Khan’s reported ‘good behaviour’ and ‘obedience’ in prison should not matter at all. He broke the law, and did so with a sinister purpose of killing hundreds. He was a criminal, albeit a soft-spoken one, and ran a flourishing illegal betting racket in Kolkata. He was also allegedly involved in smuggling and presided over an army of criminals.

Khan’s place is behind bars, and for life. Terror convicts cannot, and should not, get parole. Their painting skills and readiness to follow prison rules and wardens’ instructions is irrelevant. What should be relevant is their acts of terror.

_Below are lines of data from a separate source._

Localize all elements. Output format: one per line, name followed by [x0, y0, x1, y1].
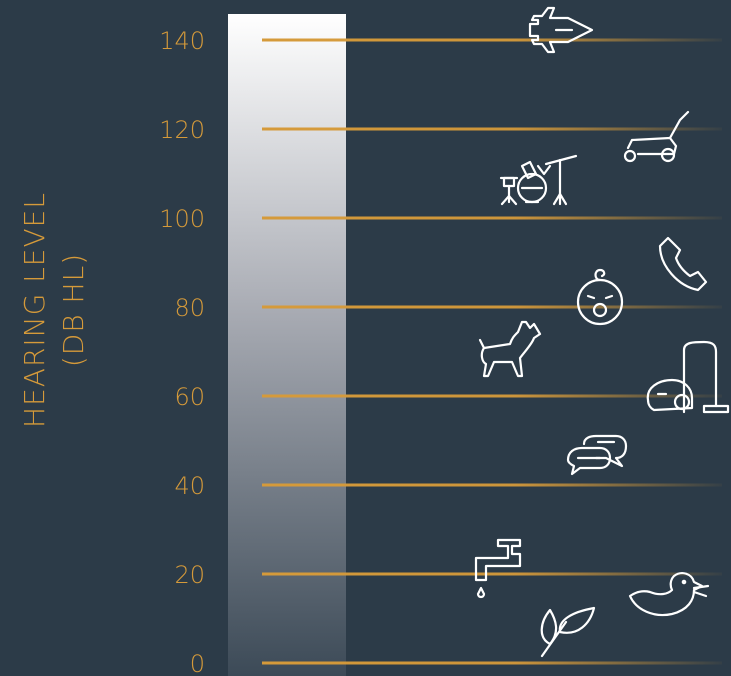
gridline-120 [262, 127, 722, 131]
y-tick-label: 80 [174, 294, 205, 322]
gridline-0 [262, 661, 722, 665]
crying-baby-icon [576, 268, 624, 326]
gridline-80 [262, 305, 722, 309]
gridline-40 [262, 483, 722, 487]
drum-kit-icon [499, 154, 578, 206]
telephone-icon [658, 236, 708, 292]
dripping-faucet-icon [474, 538, 522, 599]
y-tick-label: 60 [174, 383, 205, 411]
singing-bird-icon [628, 572, 710, 617]
y-tick-label: 100 [159, 205, 205, 233]
loudness-bar [228, 14, 346, 676]
gridline-140 [262, 38, 722, 42]
y-tick-label: 140 [159, 27, 205, 55]
y-tick-label: 0 [190, 650, 205, 676]
level-gridlines [262, 38, 722, 665]
y-tick-label: 20 [174, 561, 205, 589]
gridline-20 [262, 572, 722, 576]
y-tick-label: 120 [159, 116, 205, 144]
fighter-jet-icon [528, 6, 594, 54]
y-axis-ticks: 140 120 100 80 60 40 20 0 [159, 27, 205, 676]
conversation-icon [566, 434, 628, 476]
gridline-100 [262, 216, 722, 220]
barking-dog-icon [478, 320, 542, 378]
y-tick-label: 40 [174, 472, 205, 500]
vacuum-cleaner-icon [646, 340, 730, 414]
rustling-leaves-icon [540, 606, 596, 658]
lawn-mower-icon [623, 110, 690, 163]
gridline-60 [262, 394, 722, 398]
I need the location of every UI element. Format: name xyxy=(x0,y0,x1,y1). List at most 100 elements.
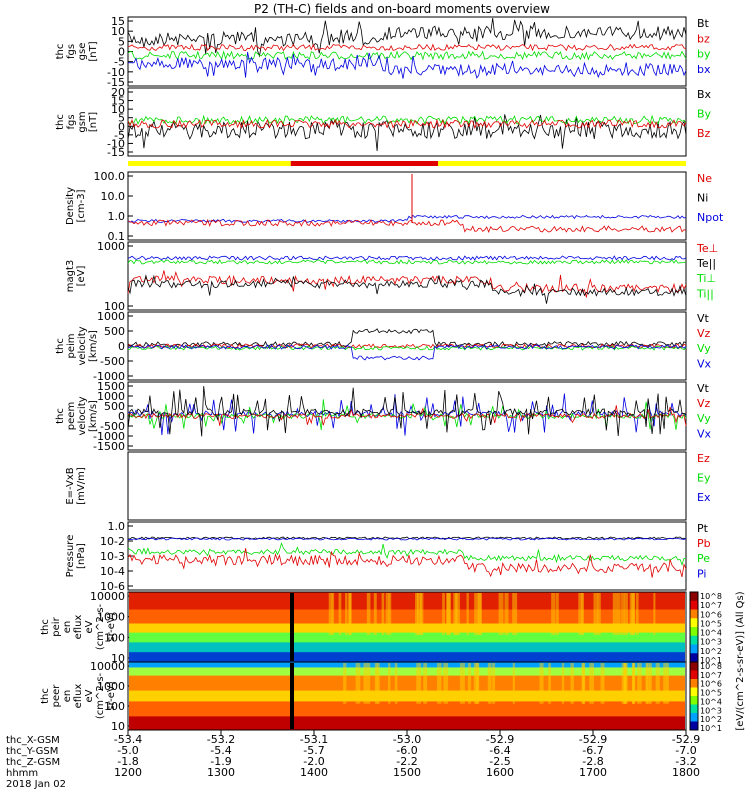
spectrogram-streak xyxy=(453,593,458,635)
y-axis-label: magt3 xyxy=(65,260,76,293)
y-axis-label: gse xyxy=(77,43,88,61)
series-Pe xyxy=(127,541,686,567)
spectrogram-streak xyxy=(475,663,480,704)
legend-entry: Pb xyxy=(697,537,711,550)
spectrogram-streak xyxy=(355,663,361,704)
series-Bz xyxy=(127,118,687,130)
spectrogram-streak xyxy=(376,663,380,704)
spectrogram-streak xyxy=(343,663,347,704)
x-tick-gsm-y: -6.7 xyxy=(582,744,603,757)
y-tick-label: -10 xyxy=(107,137,125,150)
legend-entry: by xyxy=(697,48,711,61)
series-Npot xyxy=(127,214,687,223)
spectrogram-streak xyxy=(443,663,449,704)
y-tick-label: 1000 xyxy=(97,390,125,403)
series-bz xyxy=(127,43,687,52)
panel-frame xyxy=(127,16,687,87)
status-bar-segment xyxy=(438,161,686,166)
series-Vz xyxy=(127,405,687,427)
y-tick-label: 10-4 xyxy=(100,565,125,578)
y-tick-label: 1000 xyxy=(97,240,125,253)
legend-entry: Ey xyxy=(697,471,711,484)
x-tick-gsm-y: -5.4 xyxy=(210,744,231,757)
panel-peer-eflux: 10000 1000 100 10 thc peer en eflux eV (cm^2-s-sr… xyxy=(40,660,687,733)
spectrogram-streak xyxy=(589,663,595,704)
x-tick-gsm-z: -2.5 xyxy=(489,755,510,768)
spectrogram-band xyxy=(129,592,685,610)
legend-entry: Vy xyxy=(697,412,711,425)
legend-entry: Ti|| xyxy=(696,287,714,300)
colorbar-tick-label: 10^7 xyxy=(700,601,722,610)
y-tick-label: -10 xyxy=(107,66,125,79)
spectrogram-band xyxy=(129,652,685,663)
spectrogram-streak xyxy=(416,593,422,635)
colorbar-cell xyxy=(690,600,698,610)
spectrogram-band xyxy=(129,716,685,731)
y-axis-label: en xyxy=(62,621,73,634)
spectrogram-streak xyxy=(578,593,583,635)
x-tick-hhmm: 1600 xyxy=(486,766,514,779)
status-bar-segment xyxy=(128,161,291,166)
y-axis-label: en xyxy=(62,690,73,703)
colorbar-cell xyxy=(690,713,698,722)
y-tick-label: 1.0 xyxy=(108,520,126,533)
x-tick-gsm-y: -6.0 xyxy=(396,744,417,757)
colorbar-tick-label: 10^6 xyxy=(700,610,722,619)
series-Bt xyxy=(127,17,687,58)
spectrogram-streak xyxy=(582,663,585,704)
spectrogram-streak xyxy=(561,663,565,704)
series-Ti-perp xyxy=(127,255,687,261)
y-tick-label: 10 xyxy=(111,652,125,665)
spectrogram-streak xyxy=(385,593,390,635)
spectrogram-streak xyxy=(666,663,669,704)
y-tick-label: -15 xyxy=(107,76,125,89)
legend-entry: Bz xyxy=(697,127,711,140)
colorbar-cell xyxy=(690,627,698,637)
colorbar-cell xyxy=(690,662,698,671)
y-axis-label: Pressure xyxy=(65,535,76,578)
spectrogram-band xyxy=(129,690,685,702)
spectrogram-streak xyxy=(367,663,371,704)
x-tick-hhmm: 1700 xyxy=(579,766,607,779)
y-axis-label: thc xyxy=(55,44,66,60)
spectrogram-streak xyxy=(436,663,442,704)
x-tick-gsm-y: -5.0 xyxy=(117,744,138,757)
legend-entry: Vz xyxy=(697,327,711,340)
legend-entry: Ez xyxy=(697,452,710,465)
spectrogram-streak xyxy=(479,593,483,635)
x-tick-gsm-z: -3.2 xyxy=(675,755,696,768)
colorbar: 10^810^710^610^510^410^310^210^1 xyxy=(689,591,722,665)
colorbar-cell xyxy=(690,609,698,619)
legend-entry: Pi xyxy=(697,567,706,580)
colorbar-cell xyxy=(690,687,698,697)
spectrogram-streak xyxy=(663,663,667,704)
y-axis-label: peir xyxy=(51,616,62,636)
spectrogram-streak xyxy=(363,663,369,704)
spectrogram-streak xyxy=(504,593,509,635)
spectrogram-streak xyxy=(415,593,419,635)
series-Pb xyxy=(127,548,687,578)
legend-entry: Bt xyxy=(697,17,710,30)
legend-entry: Npot xyxy=(697,211,724,224)
y-tick-label: -1500 xyxy=(93,440,125,453)
x-tick-hhmm: 1200 xyxy=(114,766,142,779)
x-tick-hhmm: 1800 xyxy=(672,766,700,779)
panel-frame xyxy=(127,171,687,241)
spectrogram-streak xyxy=(548,663,551,704)
y-axis-label: [mV/m] xyxy=(76,467,87,505)
colorbar: 10^810^710^610^510^410^310^210^1 xyxy=(689,661,722,733)
spectrogram-streak xyxy=(512,593,518,635)
spectrogram-streak xyxy=(653,593,656,635)
y-axis-label: [nT] xyxy=(88,112,99,132)
spectrogram-streak xyxy=(338,593,342,635)
panel-peir-eflux: 10000 1000 100 10 thc peir en eflux eV (cm^2-s-sr… xyxy=(40,590,687,665)
y-axis-label: thc xyxy=(55,114,66,130)
x-row-label: thc_X-GSM xyxy=(6,735,60,746)
spectrogram-band xyxy=(129,609,685,624)
x-tick-gsm-y: -7.0 xyxy=(675,744,696,757)
y-axis-label: velocity xyxy=(77,396,88,435)
y-axis-label: eflux xyxy=(73,615,84,640)
spectrogram-streak xyxy=(645,663,648,704)
y-axis-label: thc xyxy=(40,688,51,704)
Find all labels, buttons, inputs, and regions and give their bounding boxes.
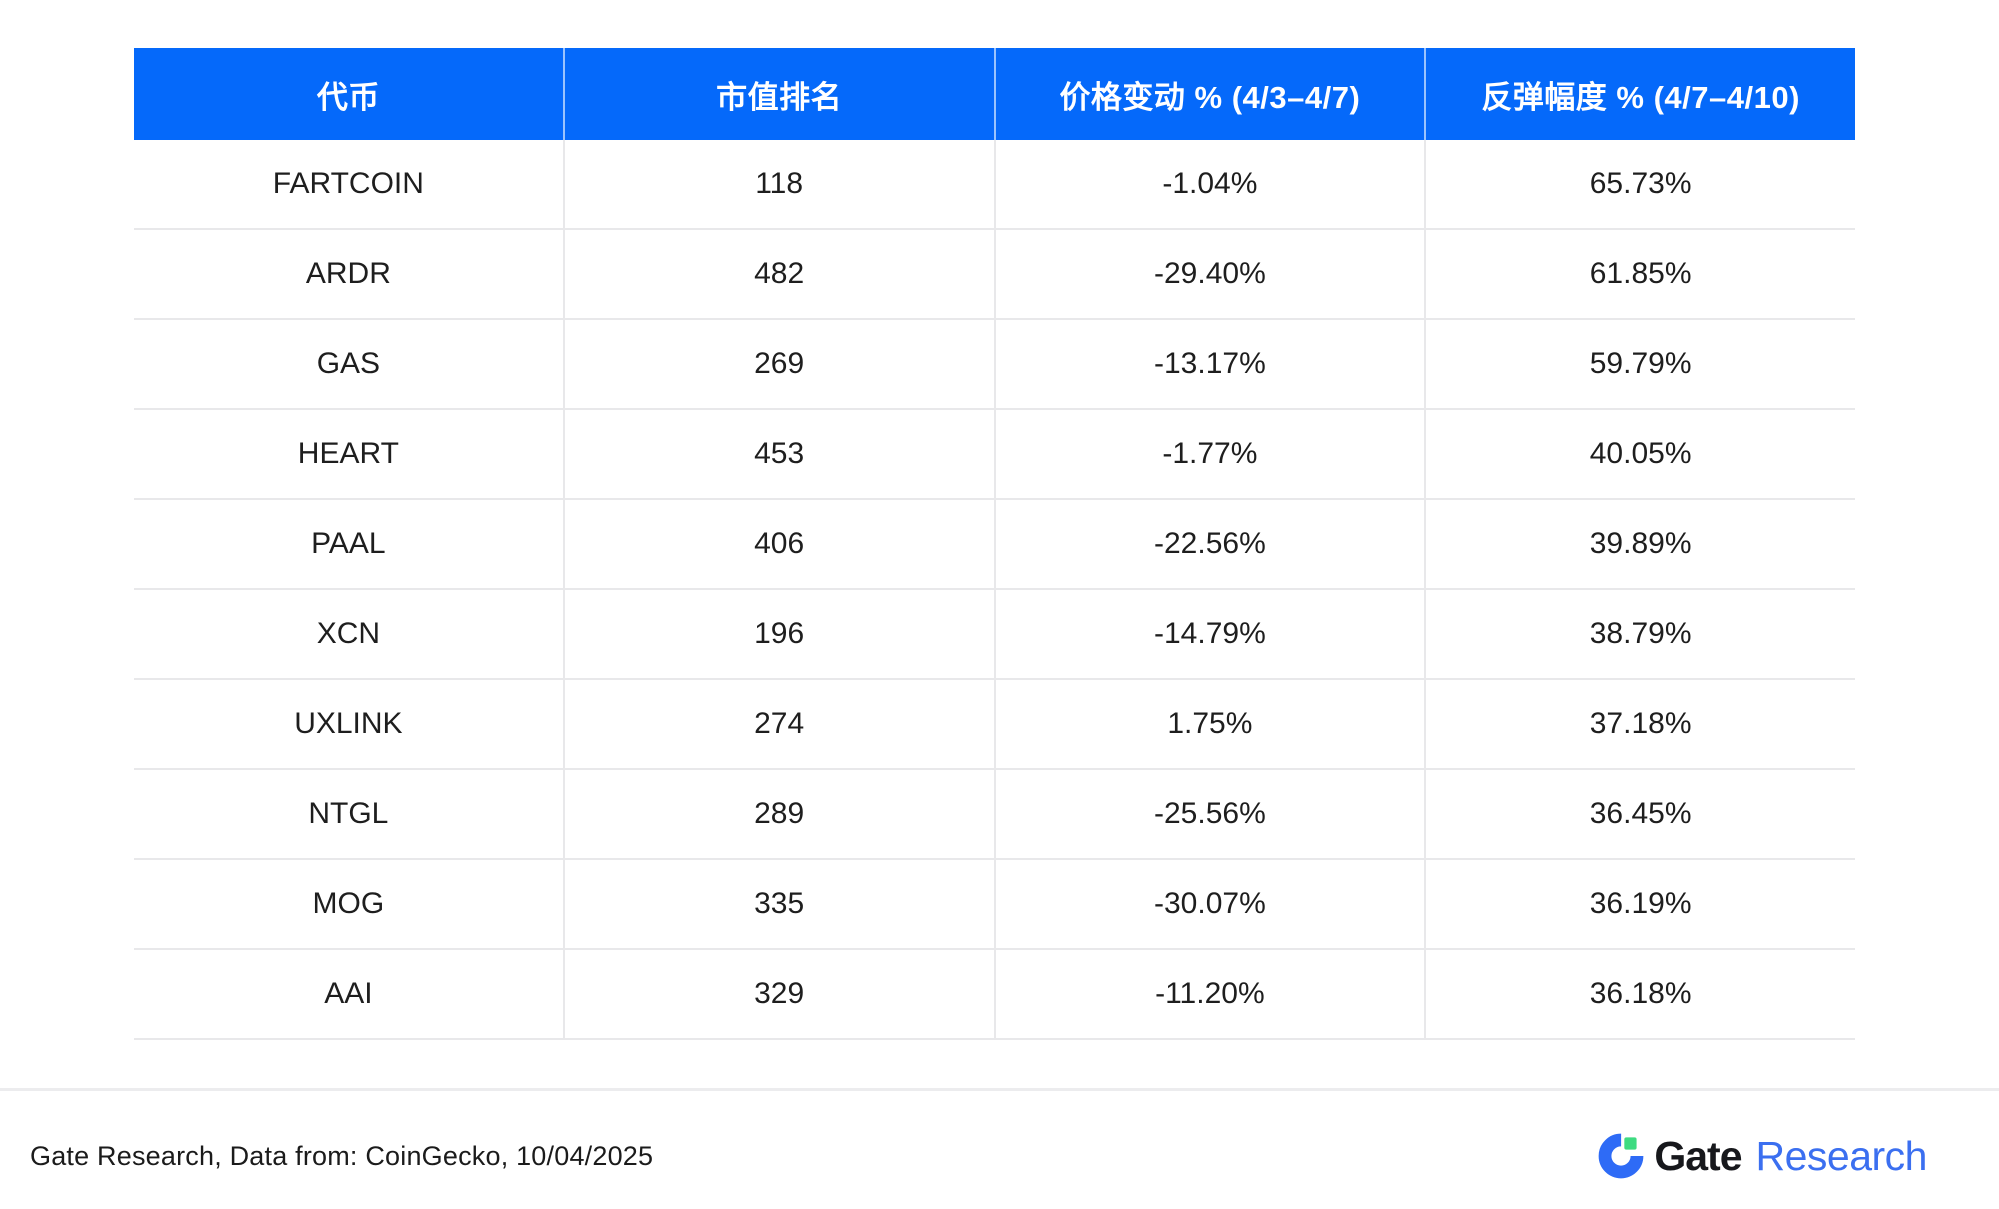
logo-text-research: Research xyxy=(1755,1132,1928,1179)
gate-research-logo: Gate Research xyxy=(1598,1132,1928,1179)
table-cell: 36.45% xyxy=(1424,770,1855,858)
table-cell: NTGL xyxy=(308,797,389,830)
table-cell: UXLINK xyxy=(294,707,403,740)
table-cell: 65.73% xyxy=(1424,140,1855,228)
column-header-market-cap-rank: 市值排名 xyxy=(562,48,994,140)
table-cell: -13.17% xyxy=(993,320,1425,408)
table-cell: FARTCOIN xyxy=(272,167,424,200)
table-row: ARDR 482 -29.40% 61.85% xyxy=(134,230,1855,320)
table-row: PAAL 406 -22.56% 39.89% xyxy=(134,500,1855,590)
footer-divider xyxy=(0,1088,1999,1091)
table-body: FARTCOIN 118 -1.04% 65.73% ARDR 482 -29.40% 61.… xyxy=(134,140,1855,1040)
table-cell: 196 xyxy=(562,590,994,678)
table-cell: -29.40% xyxy=(993,230,1425,318)
table-row: HEART 453 -1.77% 40.05% xyxy=(134,410,1855,500)
table-row: NTGL 289 -25.56% 36.45% xyxy=(134,770,1855,860)
table-header-row: 代币 市值排名 价格变动 % (4/3–4/7) 反弹幅度 % (4/7–4/1… xyxy=(134,48,1855,140)
table-cell: -14.79% xyxy=(993,590,1425,678)
table-cell: 36.19% xyxy=(1424,860,1855,948)
table-cell: 39.89% xyxy=(1424,500,1855,588)
table-row: FARTCOIN 118 -1.04% 65.73% xyxy=(134,140,1855,230)
table-cell: MOG xyxy=(312,887,385,920)
table-row: MOG 335 -30.07% 36.19% xyxy=(134,860,1855,950)
table-cell: -30.07% xyxy=(993,860,1425,948)
table-row: UXLINK 274 1.75% 37.18% xyxy=(134,680,1855,770)
logo-text-gate: Gate xyxy=(1654,1132,1742,1179)
table-cell: 335 xyxy=(562,860,994,948)
table-cell: -22.56% xyxy=(993,500,1425,588)
table-cell: 36.18% xyxy=(1424,950,1855,1038)
table-cell: -25.56% xyxy=(993,770,1425,858)
table-cell: PAAL xyxy=(311,527,386,560)
column-header-rebound: 反弹幅度 % (4/7–4/10) xyxy=(1424,48,1855,140)
footer: Gate Research, Data from: CoinGecko, 10/… xyxy=(0,1103,1999,1209)
table-cell: 289 xyxy=(562,770,994,858)
table-cell: 482 xyxy=(562,230,994,318)
table-cell: 453 xyxy=(562,410,994,498)
column-header-token: 代币 xyxy=(316,79,380,115)
table-cell: XCN xyxy=(316,617,381,650)
table-cell: 59.79% xyxy=(1424,320,1855,408)
table-row: AAI 329 -11.20% 36.18% xyxy=(134,950,1855,1040)
data-source-text: Gate Research, Data from: CoinGecko, 10/… xyxy=(30,1140,654,1171)
table-row: GAS 269 -13.17% 59.79% xyxy=(134,320,1855,410)
table-cell: -1.77% xyxy=(993,410,1425,498)
table-cell: -11.20% xyxy=(993,950,1425,1038)
table-cell: 406 xyxy=(562,500,994,588)
table-cell: 61.85% xyxy=(1424,230,1855,318)
table-cell: 40.05% xyxy=(1424,410,1855,498)
gate-logo-icon xyxy=(1598,1133,1644,1179)
table-cell: ARDR xyxy=(305,257,391,290)
table-cell: 329 xyxy=(562,950,994,1038)
table-cell: AAI xyxy=(324,977,373,1010)
table-cell: 38.79% xyxy=(1424,590,1855,678)
table-cell: 269 xyxy=(562,320,994,408)
column-header-price-change: 价格变动 % (4/3–4/7) xyxy=(993,48,1425,140)
table-cell: HEART xyxy=(297,437,399,470)
table-cell: 274 xyxy=(562,680,994,768)
table-row: XCN 196 -14.79% 38.79% xyxy=(134,590,1855,680)
table-cell: 1.75% xyxy=(993,680,1425,768)
table-cell: 118 xyxy=(562,140,994,228)
table-cell: -1.04% xyxy=(993,140,1425,228)
table-cell: 37.18% xyxy=(1424,680,1855,768)
rebound-table: 代币 市值排名 价格变动 % (4/3–4/7) 反弹幅度 % (4/7–4/1… xyxy=(134,48,1855,1040)
table-cell: GAS xyxy=(316,347,381,380)
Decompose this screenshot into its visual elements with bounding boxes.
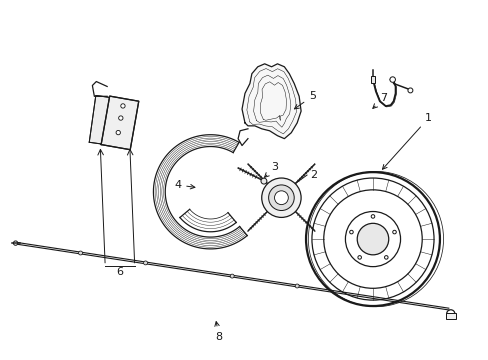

There is no guarantee that Khan will not re-establish contact with Dawood Ibrahim now and hatch plots targeted against the country and against Hindus once again. There is no guarantee that he will lead life as a law-abiding citizen instead of getting back to his old criminal ways.

That is why releasing Khan on parole was a grave error. Khan’s intended blasts would have extracted a toll much higher than the coronavirus perhaps will. Many say that the accidental explosion of the RDX he had deliberately stockpiled killed much more than the official count of 69. It destroyed countless lives and families.

Hence, irrespective of the deadly coronavirus, Khan should have stayed in prison without parole and that should be his address till his last breath.

Jaideep Mazumdar is an associate editor at Swarajya.